Of misschien heeft men bij Dexia het probleem helemaal niet zo onderkend. Aegon kon destijds immers 'ijzersterke' contracten met leasebeleggers overleggen. En wellicht zal men die bij Dexia het ijzeren karakter gewoon hebben geslikt. Ondanks het onwaarschijnlijk hoge rendement, in elk geval voor de uitgever, dat zich op basis van de inhoud van de contracten liet becijferen. Of, en ook dát is niet ondenkbaar, werden de mogelijke problemen met leasebeleggers wel degelijk door Dexia onderkend. Maar de daarmee samenhangende risico's van schadeclaims werden dan bewust genomen. Een 'potje' van € 5 miljard bood daar immers nogal al wat ruimte voor. Ook al zou je de volle € 900 miljoen voor de aankoop van Labouchère daarvan aftrekken.

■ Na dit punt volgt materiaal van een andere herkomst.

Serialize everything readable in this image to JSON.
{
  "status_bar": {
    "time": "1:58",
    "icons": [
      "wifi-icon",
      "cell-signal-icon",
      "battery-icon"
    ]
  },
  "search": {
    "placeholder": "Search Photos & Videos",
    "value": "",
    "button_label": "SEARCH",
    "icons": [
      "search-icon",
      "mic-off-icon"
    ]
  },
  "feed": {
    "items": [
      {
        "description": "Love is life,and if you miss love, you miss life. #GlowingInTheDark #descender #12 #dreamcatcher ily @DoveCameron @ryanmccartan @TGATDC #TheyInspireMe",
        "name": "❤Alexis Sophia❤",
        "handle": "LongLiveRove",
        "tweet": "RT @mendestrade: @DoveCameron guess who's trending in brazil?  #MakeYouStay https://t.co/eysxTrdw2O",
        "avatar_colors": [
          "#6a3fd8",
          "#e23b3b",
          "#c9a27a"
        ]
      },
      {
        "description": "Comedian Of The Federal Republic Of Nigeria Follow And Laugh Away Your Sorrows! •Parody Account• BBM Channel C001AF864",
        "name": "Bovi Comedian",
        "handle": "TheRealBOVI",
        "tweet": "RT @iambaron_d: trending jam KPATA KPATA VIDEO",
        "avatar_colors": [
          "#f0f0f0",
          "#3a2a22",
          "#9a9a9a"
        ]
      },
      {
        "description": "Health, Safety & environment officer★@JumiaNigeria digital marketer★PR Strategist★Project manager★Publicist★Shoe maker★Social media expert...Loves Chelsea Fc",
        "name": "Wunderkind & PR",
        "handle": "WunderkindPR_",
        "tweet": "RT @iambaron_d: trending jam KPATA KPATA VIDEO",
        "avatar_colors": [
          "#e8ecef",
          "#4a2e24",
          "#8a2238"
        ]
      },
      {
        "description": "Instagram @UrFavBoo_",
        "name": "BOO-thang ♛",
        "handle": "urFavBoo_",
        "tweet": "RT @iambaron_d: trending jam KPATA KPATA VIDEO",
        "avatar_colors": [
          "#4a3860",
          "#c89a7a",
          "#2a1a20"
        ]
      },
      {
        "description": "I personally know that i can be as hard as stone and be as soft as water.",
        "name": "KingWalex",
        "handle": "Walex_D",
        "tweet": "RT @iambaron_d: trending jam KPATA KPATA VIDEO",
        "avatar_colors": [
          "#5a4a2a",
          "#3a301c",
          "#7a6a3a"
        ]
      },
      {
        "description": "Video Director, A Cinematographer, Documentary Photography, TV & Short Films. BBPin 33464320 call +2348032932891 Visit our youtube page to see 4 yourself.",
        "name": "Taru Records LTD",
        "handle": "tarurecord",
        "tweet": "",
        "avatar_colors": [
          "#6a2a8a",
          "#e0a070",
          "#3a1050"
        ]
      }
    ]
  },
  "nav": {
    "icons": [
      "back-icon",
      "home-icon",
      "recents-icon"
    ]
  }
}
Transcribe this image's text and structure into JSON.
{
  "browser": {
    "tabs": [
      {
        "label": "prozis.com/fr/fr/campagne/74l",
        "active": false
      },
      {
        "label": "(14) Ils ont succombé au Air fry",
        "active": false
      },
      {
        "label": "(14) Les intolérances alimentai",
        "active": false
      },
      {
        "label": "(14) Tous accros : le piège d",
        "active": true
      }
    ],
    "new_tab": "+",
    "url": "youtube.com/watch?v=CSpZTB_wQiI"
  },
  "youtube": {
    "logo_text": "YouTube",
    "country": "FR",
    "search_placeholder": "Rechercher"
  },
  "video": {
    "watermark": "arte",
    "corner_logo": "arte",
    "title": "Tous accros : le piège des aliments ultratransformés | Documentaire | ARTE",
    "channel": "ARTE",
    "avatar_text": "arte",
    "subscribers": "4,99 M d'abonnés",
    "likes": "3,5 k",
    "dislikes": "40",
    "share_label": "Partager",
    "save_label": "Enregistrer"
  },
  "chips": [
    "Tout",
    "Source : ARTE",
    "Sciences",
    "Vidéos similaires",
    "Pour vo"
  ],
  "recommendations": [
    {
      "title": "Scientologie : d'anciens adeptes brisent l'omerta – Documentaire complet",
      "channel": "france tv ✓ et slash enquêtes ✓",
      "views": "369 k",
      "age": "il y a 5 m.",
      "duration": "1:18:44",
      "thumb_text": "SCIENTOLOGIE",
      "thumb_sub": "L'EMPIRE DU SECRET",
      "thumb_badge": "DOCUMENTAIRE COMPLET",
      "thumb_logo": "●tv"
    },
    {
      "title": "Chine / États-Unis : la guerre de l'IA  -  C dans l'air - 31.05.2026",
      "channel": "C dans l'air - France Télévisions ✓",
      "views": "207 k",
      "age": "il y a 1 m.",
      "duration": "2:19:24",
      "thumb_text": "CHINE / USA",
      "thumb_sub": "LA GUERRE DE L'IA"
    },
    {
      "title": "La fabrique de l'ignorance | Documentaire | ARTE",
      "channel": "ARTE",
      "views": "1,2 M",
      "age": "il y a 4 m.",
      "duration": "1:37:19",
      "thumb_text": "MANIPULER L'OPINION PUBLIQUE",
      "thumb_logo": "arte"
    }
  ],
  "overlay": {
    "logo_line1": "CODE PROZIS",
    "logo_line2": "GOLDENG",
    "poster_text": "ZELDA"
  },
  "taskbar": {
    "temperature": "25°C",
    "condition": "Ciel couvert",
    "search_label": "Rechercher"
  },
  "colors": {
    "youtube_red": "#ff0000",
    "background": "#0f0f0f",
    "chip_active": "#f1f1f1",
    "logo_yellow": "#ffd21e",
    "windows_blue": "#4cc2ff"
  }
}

Gemene suggesties? Misschien wel. Punt is dat er het een en ander niet klopt met de toegevendheid van Dexia. Wellicht hebben ze destijds door de aankoop van Labouchère met een klantenbestand van enkele honderdduizenden leasebeleggers gewoon gedacht op een wel zeer voordelige wijze een vliegende start in Nederland te kunnen maken.
Schandaal
Leuk geprobeerd misschien. Maar ondertussen zitten we in een nota bene zeer volwassen Nederlandse financiële markt met een schandaal opgescheept dat zijn weerga niet kent. En dat ondanks de vele toezichthouders in alle soorten en maten. Niet alleen Aegon/Dexia maar ook diverse andere vooraanstaand geachte financiële partijen zitten immers in het lease-schuitje. Een schandaal, omdat men zich bij het verkopen van contracten vooral heeft gericht op argeloze spaarders. Men heeft ten koste van hen miljarden opgestreken, en er zullen wellicht nog miljarden volgen. Hoe heeft dat kunnen gebeuren en wat kan worden gedaan om de schade en schande voor de Nederlandse financiële wereld te beperken of goed te maken? Er moet eerst een luid en duidelijk antwoord op die vraag komen alvorens er ook maar sprake kan zijn van welk gerechtelijk oordeel dan ook over een regeling als de Duisenberg-regeling. Ook al gaat het dan om een inmiddels verruimde regeling. Zo niet, dan zal het lease-schandaal nog tot in lengte van dagen de Nederlandse financiële partijen blijven achtervolgen. En bepaald niet alleen in Nederland zelf.